This is not what I, and I would posit most physicists, understand as a physical treatment of what general covariance is in physics. General covariance is that the equations look the same in any coordinate frame - any meaning that the transformations can be any function. The only limitation is that the functions be differentiable, maybe n or infinite times (diffeomorphisms).
Newtonian mechanics has the Galilean group as its definition of covariance. It means transformations to inertial frames only. That is not general covariance in the way physics either works or is understood.
Possibly you can define mathematical contraptions that allows something more general, but it would be a mathematical technique, not a deep property of the physics. The Lagrange or Hamilton equations (which yes are more than contraptions but still no newer physics than Newtonian mechanics) may look the same if you change the p and q's to another coordinate system, but the equations of motion are different in non-inertial frames. The centrifugal and Coriolis forces are not real forces but appear in rotating coordinate frames. And yes, you do have relativity covariant (or Lorentz covariant in special relativity) but it is not space, it is 4D spacetime and a +/- 2 signature, and not 3D.
I saw the Wikipedia article, and for physicists also Landau and Lifshitz and Goldstein/etc, on Newtonian covariance and this is consistent. Wikipedia simply calls the Galilean group the covariance group. In physics we call it the symmetry group.

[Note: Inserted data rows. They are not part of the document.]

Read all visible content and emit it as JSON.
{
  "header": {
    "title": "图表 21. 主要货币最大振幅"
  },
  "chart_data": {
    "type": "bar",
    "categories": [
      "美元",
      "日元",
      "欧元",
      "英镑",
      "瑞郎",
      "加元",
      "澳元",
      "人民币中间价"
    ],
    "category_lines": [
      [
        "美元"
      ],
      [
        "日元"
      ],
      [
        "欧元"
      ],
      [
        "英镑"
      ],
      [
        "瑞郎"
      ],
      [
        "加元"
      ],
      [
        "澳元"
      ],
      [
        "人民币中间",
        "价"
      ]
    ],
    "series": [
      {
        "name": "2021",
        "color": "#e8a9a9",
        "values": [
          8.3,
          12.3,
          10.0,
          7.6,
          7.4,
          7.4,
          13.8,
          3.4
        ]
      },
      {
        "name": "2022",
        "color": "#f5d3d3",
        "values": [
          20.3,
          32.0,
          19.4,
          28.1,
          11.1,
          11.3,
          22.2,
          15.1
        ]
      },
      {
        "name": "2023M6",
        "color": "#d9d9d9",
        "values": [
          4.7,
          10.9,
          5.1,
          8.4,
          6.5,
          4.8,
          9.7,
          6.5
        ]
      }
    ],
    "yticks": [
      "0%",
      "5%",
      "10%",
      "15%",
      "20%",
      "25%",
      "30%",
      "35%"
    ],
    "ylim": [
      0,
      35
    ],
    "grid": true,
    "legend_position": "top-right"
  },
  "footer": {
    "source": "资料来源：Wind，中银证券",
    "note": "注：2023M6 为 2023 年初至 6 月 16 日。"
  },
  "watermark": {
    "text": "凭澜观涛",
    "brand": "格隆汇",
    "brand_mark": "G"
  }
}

In that article that the OP referred to it clearly says covariant for special relativity, but they say'Lorentz covariant'. Newtonian mechanics is similarly 'I Galilean covariant'. BTW, the article referred to by the OP is about philosophy of science, not about science.
Did some new physics that makes Newtonian mechanics generally covariant get discovered more than 200'years after Newton?
Or am I not understanding something you are trying to say? And if so, does it make any difference in physics and is it represented in accepted refereed physics journals?
By the way, in general relativity having the general covariance makes a difference. In radial normal coordinates the Schwarzchild metric has a singularity at the horizon. In Penrose or Kruskal coordinates it is seen that it is not, and in fact you can use them to understand the causal structure of black holes. Many other reasons. It is not for naught.